6:33 AM: I'm drunk at this time of morning.
I think dad's getting high again. His last google search was "awesome ping pong shit."
The best time of year to be high is WHEN THE KING CAKES ARE HALF OFF BECAUSE MARDI GRAS IS OVER YEEEEEEEEEEEEAAAAAAAAHHHHHHHHH
I'm drinking a margarita out of my 'best bj' trophy and it tastes like victory.
I feel like I'm a marionette being lifted around. Four Loko.
He said something pertaining to Ragu and vodka I'm worried
Shit, I may have left some acid in your bathroom last night. Has he been in there lately.
My clit ring got caught in his beard. Never. Again.
Another reason why I like dubstep now, it makes me feel even higher than I already am.
I woke up this morning and the search history on my phone says: "What is this castle in front of my house?"
I just had to take my laptop away from him because he was on Amazon and had 20 Seahawks garden gnomes in his cart.

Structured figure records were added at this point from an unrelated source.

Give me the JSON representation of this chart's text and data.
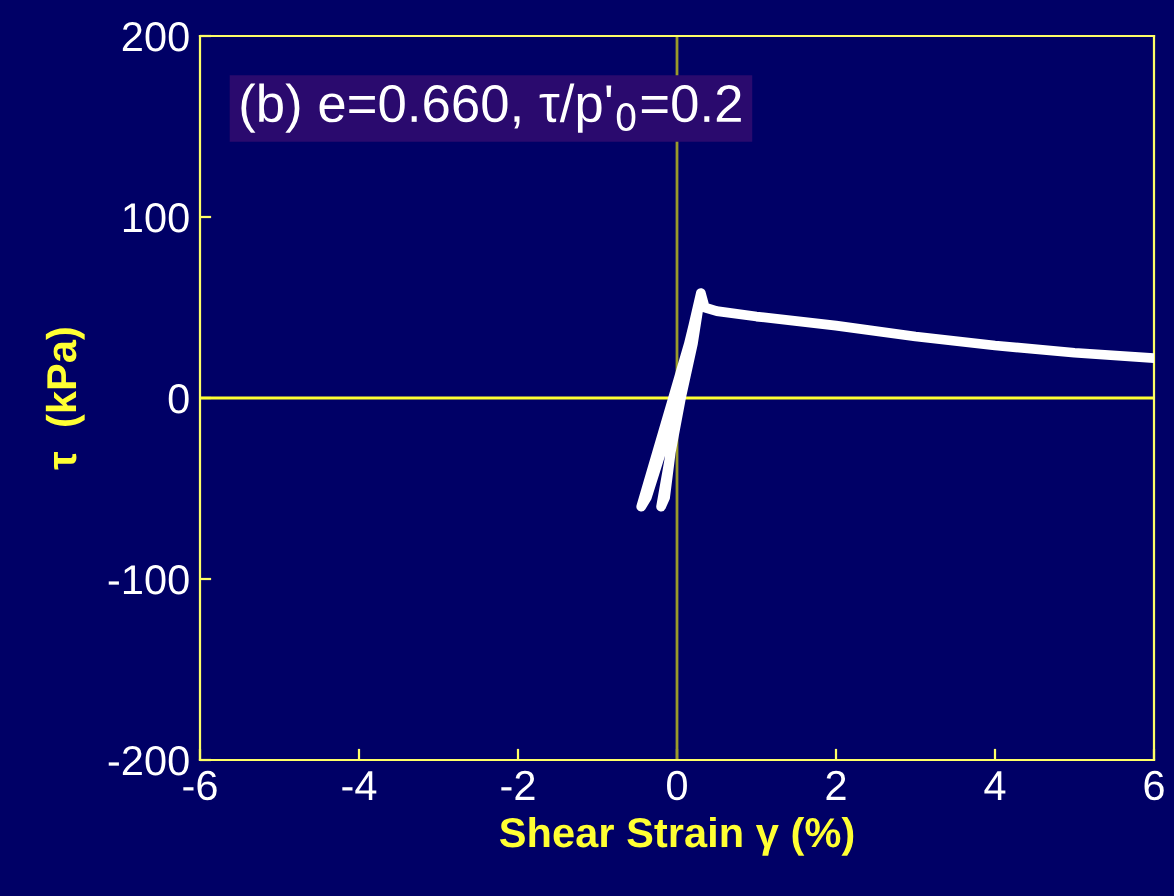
{
  "chart_data": {
    "type": "line",
    "xlabel": "Shear Strain γ (%)",
    "ylabel": "τ  (kPa)",
    "annotations": [
      "(b) e=0.660, τ/p'$_{0}$=0.2"
    ],
    "series": [
      {
        "color": "#ffffff",
        "x": [
          0.0,
          0.15,
          0.3,
          0.15,
          -0.05,
          -0.25,
          -0.45,
          -0.38,
          -0.2,
          0.0,
          0.15,
          0.3,
          0.2,
          0.05,
          -0.1,
          -0.2,
          -0.15,
          -0.05,
          0.1,
          0.3,
          0.35,
          0.5,
          1.0,
          2.0,
          3.0,
          4.0,
          5.0,
          6.0
        ],
        "values": [
          0,
          25,
          57,
          30,
          0,
          -30,
          -60,
          -55,
          -30,
          0,
          25,
          58,
          30,
          0,
          -35,
          -60,
          -55,
          -20,
          20,
          58,
          50,
          48,
          45,
          40,
          34,
          29,
          25,
          22
        ]
      }
    ],
    "xlim": [
      -6,
      6
    ],
    "ylim": [
      -200,
      200
    ],
    "xticks": [
      -6,
      -4,
      -2,
      0,
      2,
      4,
      6
    ],
    "yticks": [
      -200,
      -100,
      0,
      100,
      200
    ],
    "ref_lines": [
      {
        "axis": "x",
        "value": 0,
        "color": "#9a9a2a"
      },
      {
        "axis": "y",
        "value": 0,
        "color": "#ffff33"
      }
    ],
    "grid": false,
    "legend": false
  }
}
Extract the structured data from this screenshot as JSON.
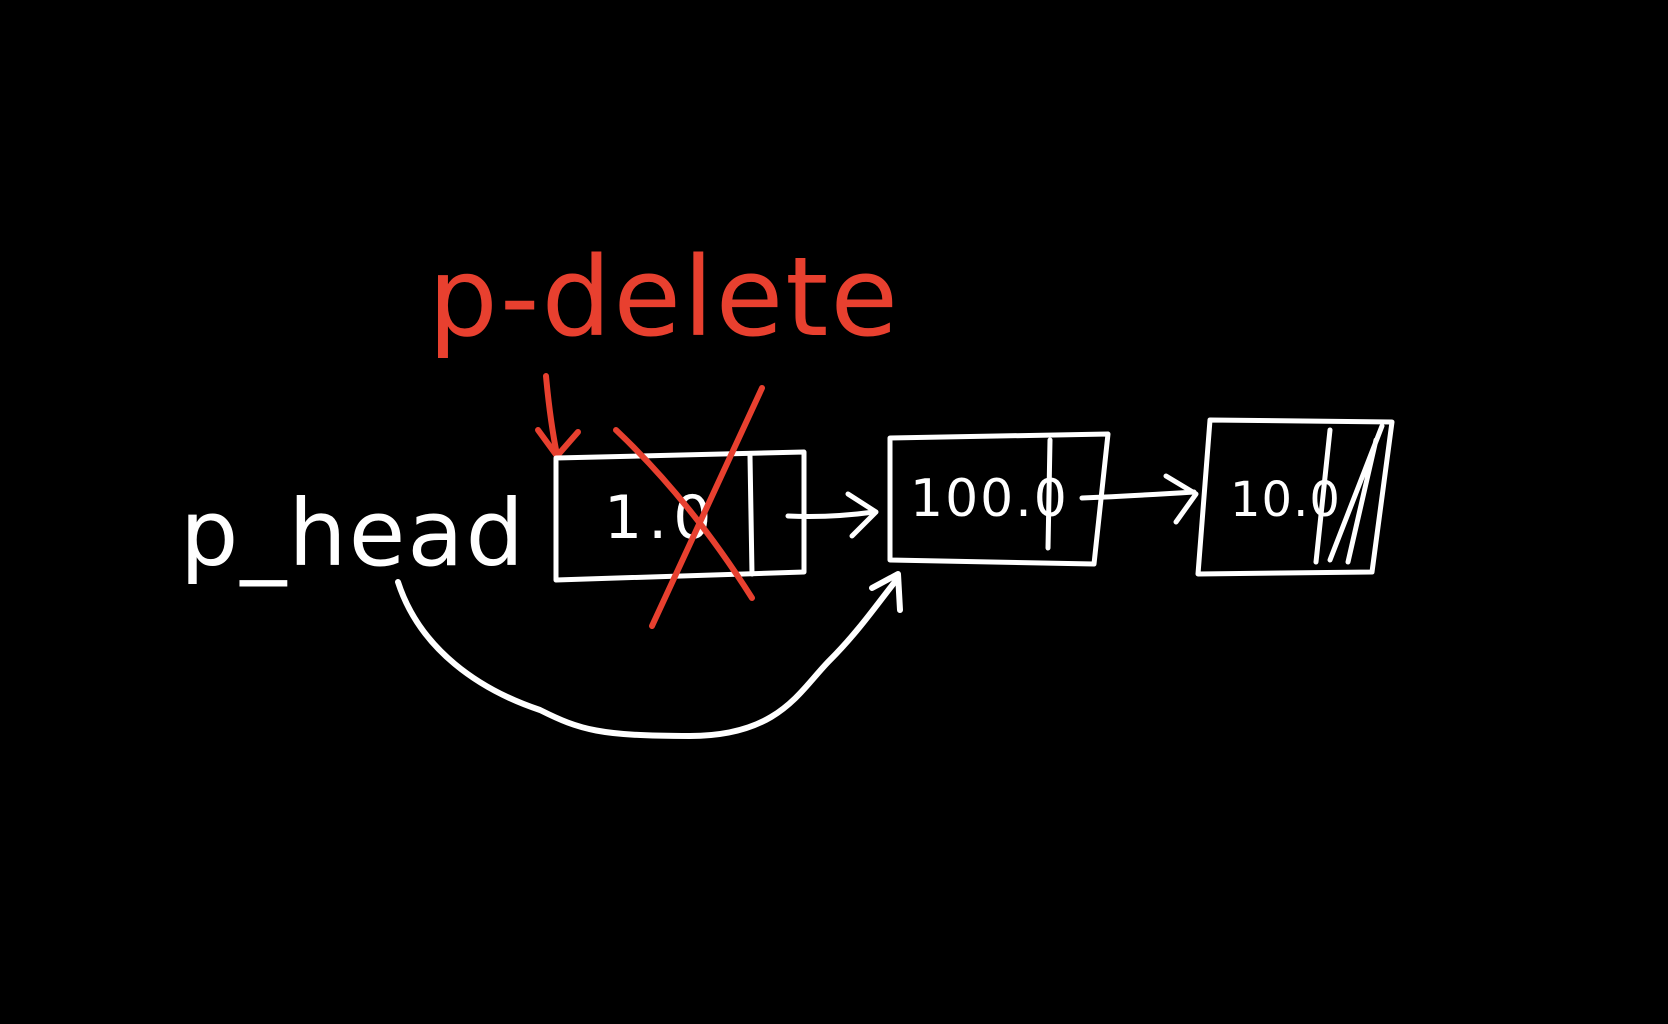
{
  "colors": {
    "background": "#000000",
    "ink": "#ffffff",
    "annotation": "#e8402f"
  },
  "labels": {
    "head_pointer": "p_head",
    "delete_pointer": "p-delete"
  },
  "nodes": [
    {
      "value": "1.0",
      "status": "deleted"
    },
    {
      "value": "100.0",
      "status": "active"
    },
    {
      "value": "10.0",
      "status": "active-null-next"
    }
  ]
}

Next time I think buying tan-thru bikinis is a good idea, remind me of that time I passed out in one and burned the epic shit out of my pussy.
When was that?
Yesterday. Bring aloe. For my pussy.
She called it a palate cleanser. She and her friend dike it out once a year before returning to dick
Together or do they pick up? How far do they go? IS AN AUDIENCE PERMITTED? GODAMIT ANSWERS MAN!!!!!!
I walked in on my sister eating my leftover burrito naked. How could my night have gotten any worse?
God... We're terrible. I'm so proud of us.
I know! It makes me feel all warm inside. Or maybe that's just me getting closer to hell.